We zijn in Nederland bezig met een bijzonder belangrijk proces: we willen georganiseerd en zonder kleerscheuren een bijna volledige systeeminnovatie van de zorg doorvoeren.
Er zijn grofweg drie manieren om deze systeemvernieuwing in en uit te voeren. Eén: we creëren een visie op hoofdlijnen, houden ons niet alleen vast aan het Budgettair Kader Zorg, maar ook aan kostenplafonds per sector en persen met kracht de visie door de keel van de zorgverzekeraars, zorgverleners en –professionals. Twee: we volgen een van te voren uitgewerkt, zorgvuldig, stapsgewijs proces, waarbij we een pas op de plaats maken als het blijkt dat er een designfout in ons plan zat. Drie: we creëren alleen een visie op hoofdlijnen en beperken ons tot wetgeving die per sector gedifferentieerde bekostigingsregels neerzet en ondergrenzen stelt aan veiligheid, kwaliteit en toegankelijkheid en… that’s it.
Financiële problemen
We doen één, dat is duidelijk. En als optimist denk ik dat het gaat werken, al zullen velen dat optimisme niet delen. Echter, het drukt de zo benodigde innovatie van ZBCs de kop in en het bemoeilijkt noodzakelijke uitbreiding en vernieuwing van zorg van binnenuit. Om nog maar te zwijgen van alle financiële problemen zoals werkkapitaaluitdagingen, onduidelijkheid over bekostiging, geen goedkeuring accountant en te weinig financiering door banken.
Aantrekkelijk
Velen willen scenario twee en dat klinkt ook aantrekkelijk. Echter, centralistische planning van dit soort complexe systemen, of überhaupt een nationaal industriebeleid, kent weinig succesverhalen. Het is langzaam, kent altijd onbedoeld verkeerde incentives en werkt het ondoelmatig aanwenden van budgetten in de hand. En dus is het waarschijnlijk dat ook in de gezondheidszorg een succesvolle, van boven opgelegde grand strategy een utopie zou blijken.
Drie is eng: het vraagt durf om los te laten. En onvermijdelijk zullen er fouten worden gemaakt.

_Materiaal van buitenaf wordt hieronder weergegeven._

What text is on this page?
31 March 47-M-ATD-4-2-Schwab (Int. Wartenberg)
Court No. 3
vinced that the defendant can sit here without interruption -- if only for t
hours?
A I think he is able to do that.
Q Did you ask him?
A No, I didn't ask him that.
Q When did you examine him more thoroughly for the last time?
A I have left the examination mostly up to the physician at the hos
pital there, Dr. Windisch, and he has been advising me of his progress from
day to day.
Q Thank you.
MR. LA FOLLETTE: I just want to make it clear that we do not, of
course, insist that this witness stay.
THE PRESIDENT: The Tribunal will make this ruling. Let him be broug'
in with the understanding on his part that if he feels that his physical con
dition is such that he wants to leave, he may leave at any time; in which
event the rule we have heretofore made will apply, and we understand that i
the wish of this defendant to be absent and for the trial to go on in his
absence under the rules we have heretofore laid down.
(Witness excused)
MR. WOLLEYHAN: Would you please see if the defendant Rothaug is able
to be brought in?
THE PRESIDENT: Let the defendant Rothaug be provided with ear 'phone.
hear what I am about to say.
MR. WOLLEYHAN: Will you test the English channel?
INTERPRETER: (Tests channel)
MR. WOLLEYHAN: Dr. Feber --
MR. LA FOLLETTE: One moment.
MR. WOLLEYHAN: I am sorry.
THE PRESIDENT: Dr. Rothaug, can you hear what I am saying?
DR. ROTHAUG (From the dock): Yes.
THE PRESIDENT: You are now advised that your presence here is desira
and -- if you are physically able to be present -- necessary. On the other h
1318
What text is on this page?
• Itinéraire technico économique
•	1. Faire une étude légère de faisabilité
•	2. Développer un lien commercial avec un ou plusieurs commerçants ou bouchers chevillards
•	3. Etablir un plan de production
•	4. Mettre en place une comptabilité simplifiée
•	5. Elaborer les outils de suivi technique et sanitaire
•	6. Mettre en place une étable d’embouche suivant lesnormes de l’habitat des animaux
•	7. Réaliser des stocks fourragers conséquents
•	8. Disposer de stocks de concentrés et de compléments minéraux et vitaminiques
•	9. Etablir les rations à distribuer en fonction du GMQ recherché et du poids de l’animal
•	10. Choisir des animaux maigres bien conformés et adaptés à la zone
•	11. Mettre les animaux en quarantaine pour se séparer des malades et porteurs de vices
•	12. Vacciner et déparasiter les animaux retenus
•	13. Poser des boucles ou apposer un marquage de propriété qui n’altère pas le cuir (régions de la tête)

Maar zoals te zien is aan de bewust eufemistisch gecommuniceerde beleidsafbakening dat de overheid ‘de continuïteit van cruciale zorg waarborgt’, is het wel degelijk mogelijk centraal voorwaarden en grenzen te definiëren en het daar dan bij te laten.
Sneller
Als de minister en de regulatoire instanties in het algemeen nu ook het budgettair kader rondom de ZBCs zouden loslaten, niet langer boetes zouden uitdelen voor in niemandsland gemaakte afspraken over behandelingen waarvoor destijds geen DBCs bestond, enzovoort, dan vernieuwt het systeem zich zelf. En veel sneller dan nu.
Disruptive innovations, of in goed Nederlands baanbrekende vernieuwingen, maken processen of producten eenvoudiger, goedkoper en toegankelijker: de lopendeband-productie van de T-Ford maakte de automobiel voor het grote publiek bereikbaar, het internet maakt het eenvoudig en goedkoop een vlucht naar de VS te boeken en daar een huurauto klaar te laten staan en éénpunts-ECG-meters zo groot als een pleister maken het mogelijk om op afstand en elk moment van de dag de hartslag te monitoren.
Vermomming
De snelheid en het potentieel van baanbrekende vernieuwingen zijn enorm. Echter, baanbrekende vernieuwing komt vaak in vermomming. In het begin is een éénpunts-ECG-meter niet zo goed als een goed gemaakt driepunts-ECG. Vernieuwing wordt vaak in de kiem gesmoord door gevestigde belangen van artsen, verpleegkundigen, verzekeraars, bestuurders. Hoe herkennen we deze nuttige en nodige innovaties en hoe gaan we om met de tegengestelde belangen? Vragen waarover we met elkaar in discussie moeten. Feit is dat als we het systeem willen verbeteren, we ruimte moeten scheppen voor baanbrekende innovaties.